En revanche, un courtier exige une rétribution équivalant généralement à de 2 à 7 % du prix de vente de la maison pour ses services, selon que l’acheteur est représenté lui-même par un autre courtier ou non. La commission est exigible uniquement si la propriété est vendue. En 2020, le prix médian d’une maison unifamiliale au Québec s’élève à 275 000 $, selon les transactions enregistrées sur Centris. La commission varie donc entre 5500 $ et 19 250 $ par transaction.

20 % du marché

En 2019, le nombre de propriétés déclarées vendues sur la plateforme DuProprio a dépassé les 22 000, un record, soutient la société. Elle dit détenir 20 % du marché de la revente au Québec, soit environ 30 000 inscriptions par année. En fonction de sa grille tarifaire, nous estimons son chiffre d’affaires annuel entre 20 et 30 millions.

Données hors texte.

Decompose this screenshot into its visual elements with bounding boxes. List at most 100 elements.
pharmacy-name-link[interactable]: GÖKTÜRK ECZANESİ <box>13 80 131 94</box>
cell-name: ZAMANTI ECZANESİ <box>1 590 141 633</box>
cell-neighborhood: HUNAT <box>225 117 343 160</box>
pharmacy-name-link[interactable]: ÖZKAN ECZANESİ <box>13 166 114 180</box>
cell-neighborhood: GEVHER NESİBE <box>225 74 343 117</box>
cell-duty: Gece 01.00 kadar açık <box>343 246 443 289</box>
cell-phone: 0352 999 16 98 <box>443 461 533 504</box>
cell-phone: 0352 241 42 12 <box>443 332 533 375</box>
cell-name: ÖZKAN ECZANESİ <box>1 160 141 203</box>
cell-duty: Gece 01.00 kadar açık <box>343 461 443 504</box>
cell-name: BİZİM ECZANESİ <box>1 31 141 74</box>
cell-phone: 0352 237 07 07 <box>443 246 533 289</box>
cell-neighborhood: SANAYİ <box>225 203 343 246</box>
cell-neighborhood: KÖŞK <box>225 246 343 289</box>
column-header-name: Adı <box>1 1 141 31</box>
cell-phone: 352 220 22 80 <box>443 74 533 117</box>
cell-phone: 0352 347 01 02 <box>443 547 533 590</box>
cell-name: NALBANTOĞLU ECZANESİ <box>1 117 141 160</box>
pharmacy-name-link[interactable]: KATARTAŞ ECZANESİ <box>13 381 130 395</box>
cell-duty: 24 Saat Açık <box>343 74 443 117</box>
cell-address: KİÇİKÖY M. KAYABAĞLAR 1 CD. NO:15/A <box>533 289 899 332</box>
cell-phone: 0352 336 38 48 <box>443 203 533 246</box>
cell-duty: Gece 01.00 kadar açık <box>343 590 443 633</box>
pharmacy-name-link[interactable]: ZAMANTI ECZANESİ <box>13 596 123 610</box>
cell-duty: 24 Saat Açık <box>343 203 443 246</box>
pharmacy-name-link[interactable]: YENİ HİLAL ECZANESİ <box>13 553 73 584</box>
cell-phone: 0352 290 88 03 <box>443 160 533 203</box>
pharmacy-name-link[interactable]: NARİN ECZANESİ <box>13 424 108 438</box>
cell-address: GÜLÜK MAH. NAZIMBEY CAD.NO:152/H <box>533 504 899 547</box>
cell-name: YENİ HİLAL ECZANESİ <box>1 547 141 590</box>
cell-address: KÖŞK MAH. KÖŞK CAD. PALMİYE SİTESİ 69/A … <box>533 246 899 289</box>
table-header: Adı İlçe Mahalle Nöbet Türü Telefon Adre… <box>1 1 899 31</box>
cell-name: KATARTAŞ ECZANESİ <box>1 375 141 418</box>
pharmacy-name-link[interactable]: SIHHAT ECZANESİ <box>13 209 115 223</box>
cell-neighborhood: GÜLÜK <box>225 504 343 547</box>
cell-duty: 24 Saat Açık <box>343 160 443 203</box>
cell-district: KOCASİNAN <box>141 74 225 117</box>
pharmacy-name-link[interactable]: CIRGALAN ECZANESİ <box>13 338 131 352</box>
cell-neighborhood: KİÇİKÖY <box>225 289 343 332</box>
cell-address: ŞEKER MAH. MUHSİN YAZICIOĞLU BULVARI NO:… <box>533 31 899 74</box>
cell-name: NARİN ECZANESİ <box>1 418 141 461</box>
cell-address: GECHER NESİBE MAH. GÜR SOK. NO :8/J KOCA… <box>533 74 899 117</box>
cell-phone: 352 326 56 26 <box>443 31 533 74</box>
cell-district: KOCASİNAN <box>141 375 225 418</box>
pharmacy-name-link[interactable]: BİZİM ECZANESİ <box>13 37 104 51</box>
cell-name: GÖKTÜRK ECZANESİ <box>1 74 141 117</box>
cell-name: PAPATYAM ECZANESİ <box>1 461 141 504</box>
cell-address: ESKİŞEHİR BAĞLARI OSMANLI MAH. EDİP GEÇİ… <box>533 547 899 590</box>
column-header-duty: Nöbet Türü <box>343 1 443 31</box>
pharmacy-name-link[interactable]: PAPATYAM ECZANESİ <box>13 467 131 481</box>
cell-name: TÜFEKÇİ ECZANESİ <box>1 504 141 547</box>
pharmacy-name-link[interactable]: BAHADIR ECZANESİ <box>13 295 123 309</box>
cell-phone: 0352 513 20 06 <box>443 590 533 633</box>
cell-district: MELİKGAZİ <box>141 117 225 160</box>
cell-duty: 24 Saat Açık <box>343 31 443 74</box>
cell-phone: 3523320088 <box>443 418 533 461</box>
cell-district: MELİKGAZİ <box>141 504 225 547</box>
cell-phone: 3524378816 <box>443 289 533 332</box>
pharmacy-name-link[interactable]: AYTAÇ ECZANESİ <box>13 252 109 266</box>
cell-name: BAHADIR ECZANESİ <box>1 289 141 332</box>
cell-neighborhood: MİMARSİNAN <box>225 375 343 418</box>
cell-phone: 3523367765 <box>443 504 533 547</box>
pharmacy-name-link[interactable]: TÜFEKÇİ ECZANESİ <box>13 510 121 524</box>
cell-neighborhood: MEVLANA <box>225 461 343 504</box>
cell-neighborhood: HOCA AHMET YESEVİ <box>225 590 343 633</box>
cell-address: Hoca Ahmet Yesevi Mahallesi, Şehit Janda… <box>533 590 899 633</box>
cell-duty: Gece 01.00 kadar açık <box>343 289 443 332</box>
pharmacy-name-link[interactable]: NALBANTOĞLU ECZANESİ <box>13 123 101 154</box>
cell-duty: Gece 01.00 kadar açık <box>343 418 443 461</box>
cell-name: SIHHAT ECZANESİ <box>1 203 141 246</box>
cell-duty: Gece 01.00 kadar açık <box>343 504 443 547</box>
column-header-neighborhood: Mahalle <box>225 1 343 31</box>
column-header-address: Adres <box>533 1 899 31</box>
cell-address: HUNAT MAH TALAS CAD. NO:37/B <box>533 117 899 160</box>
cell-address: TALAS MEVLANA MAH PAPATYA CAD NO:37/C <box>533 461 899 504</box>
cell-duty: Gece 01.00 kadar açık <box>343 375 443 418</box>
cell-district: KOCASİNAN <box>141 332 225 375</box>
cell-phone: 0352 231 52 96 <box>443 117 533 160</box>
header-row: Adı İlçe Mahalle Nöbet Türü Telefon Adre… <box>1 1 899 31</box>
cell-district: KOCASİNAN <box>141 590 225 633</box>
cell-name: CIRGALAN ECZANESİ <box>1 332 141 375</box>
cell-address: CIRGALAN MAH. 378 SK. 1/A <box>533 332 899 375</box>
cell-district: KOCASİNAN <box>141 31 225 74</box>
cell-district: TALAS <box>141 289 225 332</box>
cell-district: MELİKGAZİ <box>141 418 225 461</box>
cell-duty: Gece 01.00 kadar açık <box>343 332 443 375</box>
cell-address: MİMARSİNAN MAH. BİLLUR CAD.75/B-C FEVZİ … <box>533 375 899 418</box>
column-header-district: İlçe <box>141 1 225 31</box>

Dans un entretien téléphonique, le président de DuProprio affirme que l’entreprise n’a fait l’objet d’aucun recours de la part de consommateurs insatisfaits devant les petites créances en près de 25 ans d’existence. Jamais, non plus, ajoute-t-il, l’Office de la protection du consommateur ne lui a adressé le moindre reproche.

DuProprio a reçu vendredi la décision en sa faveur du juge Amstrong dans le cadre d’une action collective entreprise par les courtiers regroupés sous le parapluie de l’Association professionnelle des courtiers immobiliers du Québec (APCIQ). L’industrie du courtage disait faire les frais de publicités trompeuses quand DuProprio quantifiait les économies possibles pour les consommateurs qui recourraient à ses services.

L’APCIQ affirmait essentiellement que DuProprio faisait de la publicité fausse et trompeuse en illustrant entre autres des économies réalisées par ses clients, basées sur un taux de commission moyen de 5 %. La Cour a statué non seulement que DuProprio ne fait pas de publicité fausse et trompeuse, mais que le taux de 5 % n’est ni gonflé ni exagéré.

Extrait d’un communiqué de DuProprio annonçant sa victoire

« L’APCIQ est extrêmement déçue de ce jugement défavorable pour tous les courtiers immobiliers du Québec, a indiqué l’association, mardi. L’APCIQ analyse la décision et examine toutes les possibilités qui s’offrent à nous avec nos conseillers légaux. Le conseil d’administration de l’APCIQ fera part de sa décision au sujet de ce jugement de la Cour supérieure en temps et lieu, après cette analyse. »

Dans une autre décision, datant d’avril dernier, mais rendue publique ces jours-ci, la Cour a donné raison à DuProprio contre l’OACIQ, dont la mission est de protéger le public qui fait appel à un intermédiaire pour vendre sa maison.

L’OACIQ plaidait que DuProprio devait être assujettie à la Loi sur le courtage immobilier. « La Cour a complètement rejeté ces affirmations, avance le communiqué de DuProprio, en confirmant que DuProprio ne fait pas de courtage et n’agit d’aucune façon comme intermédiaire dans une transaction. »

DuProprio est l’histoire d’une réussite à la québécoise. Fondée par un entrepreneur de Québec, Nicolas Bouchard, en 1997, l’entreprise a ensuite été vendue à une filiale de Power Corporation, longtemps propriétaire de La Presse, qui l’a revendue à Pages Jaunes, qui l’a ensuite cédée à la société de services immobiliers Purple Bricks du Royaume-Uni.